Завоеватели рвались на восток, торопливо, давясь и обжираясь, заглатывали с ходу города, села, нивы, дороги, станции, снова города.
Гранитный памятник Ленину на центральной площади свалили: на пустом пьедестале теперь фотографировались немецкие и итальянские унтеры. Горела городская библиотека, и никто ее не гасил. Начались аресты; какого-то крупного партийца схватили.
Об этом со слов соседей Федору Сазоновичу рассказывала Антонина. Бегала к школе «узнавать» и востроносая Клава: «Ой, папа, сколько немцев в городе, если бы ты знал!.. На губных гармошках пиликают, конфетами угощают. Скоро, говорят, школу откроют. Немка паша, Эльза, с ихними офицерами запросто, сама видела».
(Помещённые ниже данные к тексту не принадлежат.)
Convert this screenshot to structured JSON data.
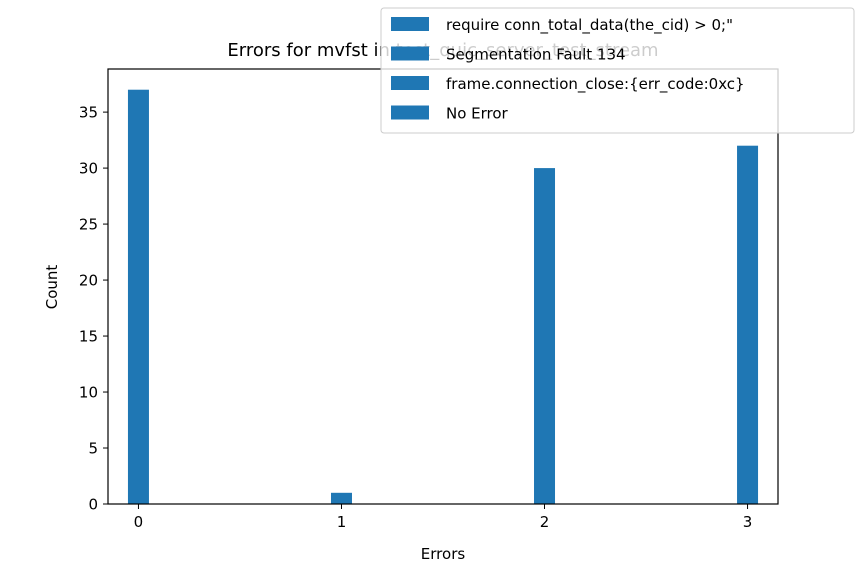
{
  "chart_data": {
    "type": "bar",
    "title": "Errors for mvfst in test_quic_server_test_stream",
    "xlabel": "Errors",
    "ylabel": "Count",
    "categories": [
      "0",
      "1",
      "2",
      "3"
    ],
    "values": [
      37,
      1,
      30,
      32
    ],
    "xlim": [
      -0.15,
      3.15
    ],
    "ylim": [
      0,
      38.85
    ],
    "yticks": [
      0,
      5,
      10,
      15,
      20,
      25,
      30,
      35
    ],
    "xticks": [
      0,
      1,
      2,
      3
    ],
    "grid": false,
    "legend_placement": "top-right",
    "legend": [
      "require conn_total_data(the_cid) > 0;\"",
      "Segmentation Fault 134",
      "frame.connection_close:{err_code:0xc}",
      "No Error"
    ],
    "bar_color": "#1f77b4"
  }
}
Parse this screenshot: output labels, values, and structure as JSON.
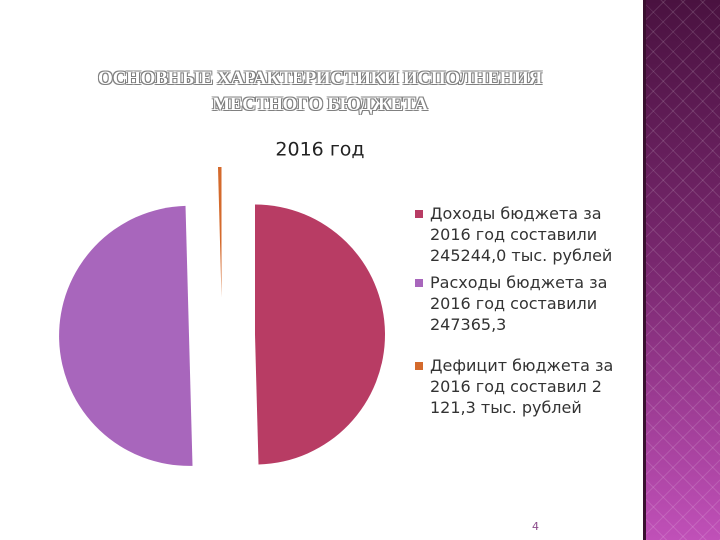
{
  "slide": {
    "title_lines": [
      "ОСНОВНЫЕ ХАРАКТЕРИСТИКИ ИСПОЛНЕНИЯ",
      "МЕСТНОГО  БЮДЖЕТА"
    ],
    "page_number": "4"
  },
  "chart_data": {
    "type": "pie",
    "title": "2016 год",
    "categories": [
      "Доходы бюджета за 2016 год составили 245244,0 тыс. рублей",
      "Расходы бюджета за 2016 год составили 247365,3",
      "Дефицит бюджета за 2016 год составил 2 121,3 тыс. рублей"
    ],
    "values": [
      245244.0,
      247365.3,
      2121.3
    ],
    "colors": [
      "#b83c64",
      "#a866bc",
      "#d46a2c"
    ],
    "legend": "right"
  }
}
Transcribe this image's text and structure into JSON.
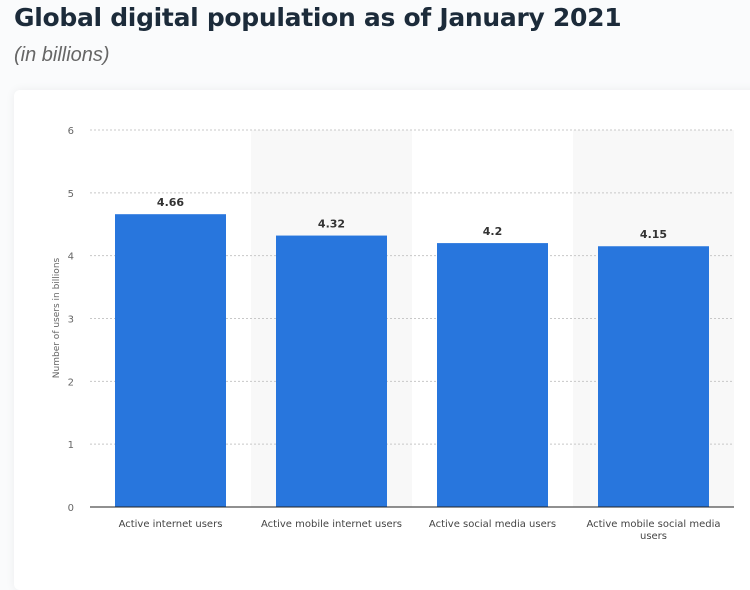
{
  "title": "Global digital population as of January 2021",
  "subtitle": "(in billions)",
  "chart_data": {
    "type": "bar",
    "categories": [
      "Active internet users",
      "Active mobile internet users",
      "Active social media users",
      "Active mobile social media users"
    ],
    "values": [
      4.66,
      4.32,
      4.2,
      4.15
    ],
    "data_labels": [
      "4.66",
      "4.32",
      "4.2",
      "4.15"
    ],
    "ylabel": "Number of users in billions",
    "xlabel": "",
    "ylim": [
      0,
      6
    ],
    "yticks": [
      0,
      1,
      2,
      3,
      4,
      5,
      6
    ],
    "grid": true,
    "bar_color": "#2876dd"
  }
}
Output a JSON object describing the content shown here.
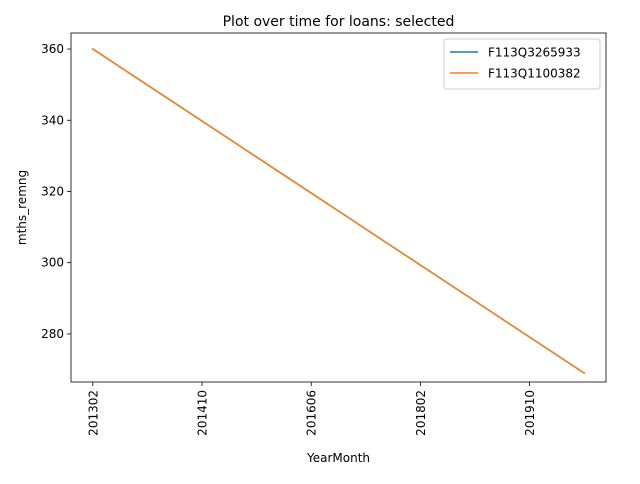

Федор Сазонович ласково гладил дочку по голове, отвечал ей невпопад и то и дело лазил по скрипучей лестнице на чердак, словно примерялся к убежищу.
Под вечер четвертого, а может, и пятого дня новой власти он натянул свой брезентовый плащ и взял кепку.
Антонина смотрела выжидающе.
— Пойду, — сказал Федор Сазонович, виновато косясь на жену. — Пора мне, Тоня, — по привычке он вытер суконкой сапоги и, как всегда, положил ее на место, у порога.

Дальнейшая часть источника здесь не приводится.